Dans le rapport sur la dette publique accompagnant le projet de loi de finances 2021, le Ministère a inclus pour la première fois un dossier spécial sur la dette consolidée des administrations publiques. Un procédé de consolidation des statistiques de la dette qui permet une vision globale de l’endettement réel des entités institutionnelles. Le procédé est préconisé par le manuel de statistiques de finances publiques (MSFP) et le guide des statistiques de la dette du secteur public (GSDSP) du Fond Monétaire International (FMI).
Des données plus fiables
L’information relative à la dette publique est disponible auprès du ministère des finances, mais n’étant pas consolidée, elle ne reflète pas la situation d’endettement global du secteur public. Dans ce dossier spécial, le ministère indique d’ailleurs qu’elle « comporte plusieurs biais intrinsèques, liés notamment aux doubles emplois des opérations financières réciproques ».
Autrement dit, la consolidation de la dette permet d’avoir une vision plus réaliste et juste en évitant les doubles comptages des transactions ou encours au sein des différentes entités constituant l’administration publique. L’objectif de la consolidation est donc de donner des statistiques consolidées qui ont une plus grande pertinence analytique sachant qu’elle ont été préalablement traitées.

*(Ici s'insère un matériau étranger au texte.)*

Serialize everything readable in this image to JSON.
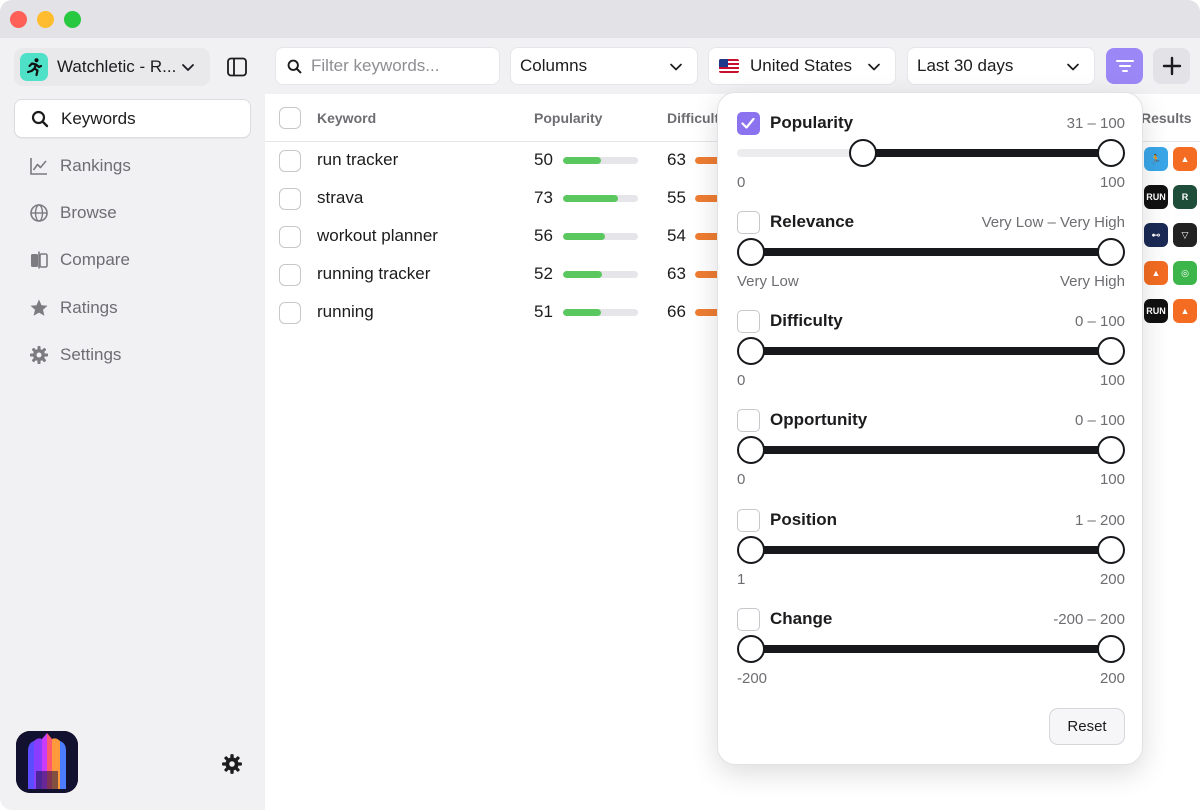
{
  "app": {
    "name": "Watchletic - R...",
    "accent": "#8b73ef"
  },
  "sidebar": {
    "items": [
      {
        "label": "Keywords",
        "icon": "search-icon",
        "active": true
      },
      {
        "label": "Rankings",
        "icon": "chart-line-icon",
        "active": false
      },
      {
        "label": "Browse",
        "icon": "globe-icon",
        "active": false
      },
      {
        "label": "Compare",
        "icon": "compare-icon",
        "active": false
      },
      {
        "label": "Ratings",
        "icon": "star-icon",
        "active": false
      },
      {
        "label": "Settings",
        "icon": "gear-icon",
        "active": false
      }
    ]
  },
  "toolbar": {
    "filter_placeholder": "Filter keywords...",
    "columns_label": "Columns",
    "country_label": "United States",
    "date_label": "Last 30 days"
  },
  "table": {
    "headers": {
      "keyword": "Keyword",
      "popularity": "Popularity",
      "difficulty": "Difficult",
      "results": "Results"
    },
    "rows": [
      {
        "keyword": "run tracker",
        "popularity": 50,
        "difficulty": 63
      },
      {
        "keyword": "strava",
        "popularity": 73,
        "difficulty": 55
      },
      {
        "keyword": "workout planner",
        "popularity": 56,
        "difficulty": 54
      },
      {
        "keyword": "running tracker",
        "popularity": 52,
        "difficulty": 63
      },
      {
        "keyword": "running",
        "popularity": 51,
        "difficulty": 66
      }
    ],
    "colors": {
      "popularity": "#5ac85e",
      "difficulty": "#ef7d32"
    }
  },
  "filters": {
    "popularity": {
      "label": "Popularity",
      "checked": true,
      "range_text": "31 – 100",
      "min_label": "0",
      "max_label": "100",
      "low": 0.31,
      "high": 1.0
    },
    "relevance": {
      "label": "Relevance",
      "checked": false,
      "range_text": "Very Low – Very High",
      "min_label": "Very Low",
      "max_label": "Very High",
      "low": 0.0,
      "high": 1.0
    },
    "difficulty": {
      "label": "Difficulty",
      "checked": false,
      "range_text": "0 – 100",
      "min_label": "0",
      "max_label": "100",
      "low": 0.0,
      "high": 1.0
    },
    "opportunity": {
      "label": "Opportunity",
      "checked": false,
      "range_text": "0 – 100",
      "min_label": "0",
      "max_label": "100",
      "low": 0.0,
      "high": 1.0
    },
    "position": {
      "label": "Position",
      "checked": false,
      "range_text": "1 – 200",
      "min_label": "1",
      "max_label": "200",
      "low": 0.0,
      "high": 1.0
    },
    "change": {
      "label": "Change",
      "checked": false,
      "range_text": "-200 – 200",
      "min_label": "-200",
      "max_label": "200",
      "low": 0.0,
      "high": 1.0
    },
    "reset_label": "Reset"
  }
}
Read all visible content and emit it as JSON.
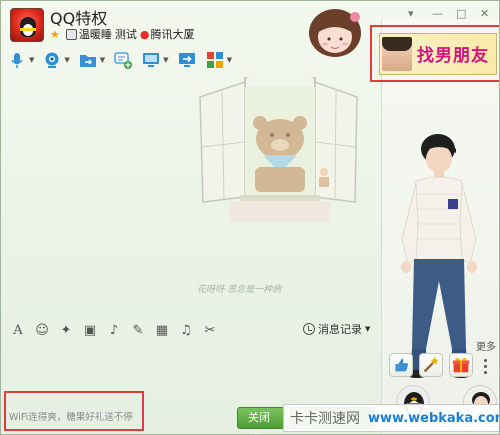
{
  "header": {
    "name": "QQ特权",
    "status_items": [
      "温暖睡",
      "测试",
      "腾讯大厦"
    ]
  },
  "window_controls": [
    "▾",
    "—",
    "□",
    "✕"
  ],
  "toolbar": {
    "items": [
      "voice-icon",
      "video-icon",
      "file-transfer-icon",
      "message-add-icon",
      "screen-share-icon",
      "remote-icon",
      "apps-icon"
    ]
  },
  "chat": {
    "caption": "花呀呀-思念是一种病"
  },
  "input_toolbar": {
    "icons": [
      "font-icon",
      "emoji-icon",
      "magic-icon",
      "shake-icon",
      "voice-input-icon",
      "edit-icon",
      "image-icon",
      "music-icon",
      "screenshot-icon"
    ],
    "message_record": "消息记录"
  },
  "input": {
    "ad_text": "WiFi连得爽，糖果好礼送不停"
  },
  "buttons": {
    "close": "关闭(C)"
  },
  "right_panel": {
    "ad_banner_text": "找男朋友",
    "more_label": "更多"
  },
  "watermark": {
    "text": "卡卡测速网",
    "url": "www.webkaka.com"
  },
  "colors": {
    "accent_green": "#5aa843",
    "highlight_red": "#e23b3b",
    "ad_pink": "#d4147b"
  }
}
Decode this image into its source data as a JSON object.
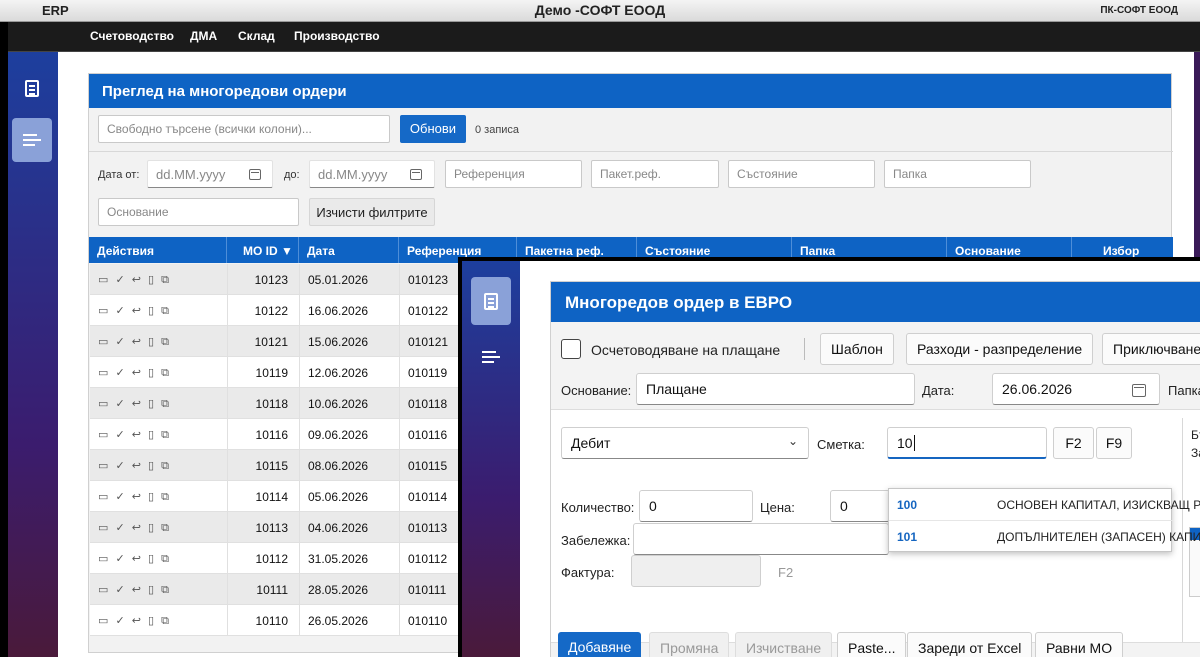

Une meilleure conformité internationale
Le procédé est également un moyen pour le Maroc de mieux s’inscrire dans les normes internationales à suivre concernant le traitement des statistiques de la dette. En effet, concernant la méthode usuellement utilisée, le ministère des finances annonce qu’elle « ne s’inscrit pas en conformité avec les normes internationales en matières de publications de statistiques telles que préconisées par le manuel de statistiques de finances publiques (MSFP) du FMI ». L’institution a donc entamé avec l’appui technique des services du FMI, la consolidation des finances publiques via l’adoption des concepts, des définitions et de la méthodologie du MSFP de 2014. Une mise en place qui permettra au Maroc de présenter des agrégats macroéconomiques plus précis et « utilisés pour l’évaluation de la qualité de crédit des pays par les agences de notation ainsi que par les investisseurs étrangers ».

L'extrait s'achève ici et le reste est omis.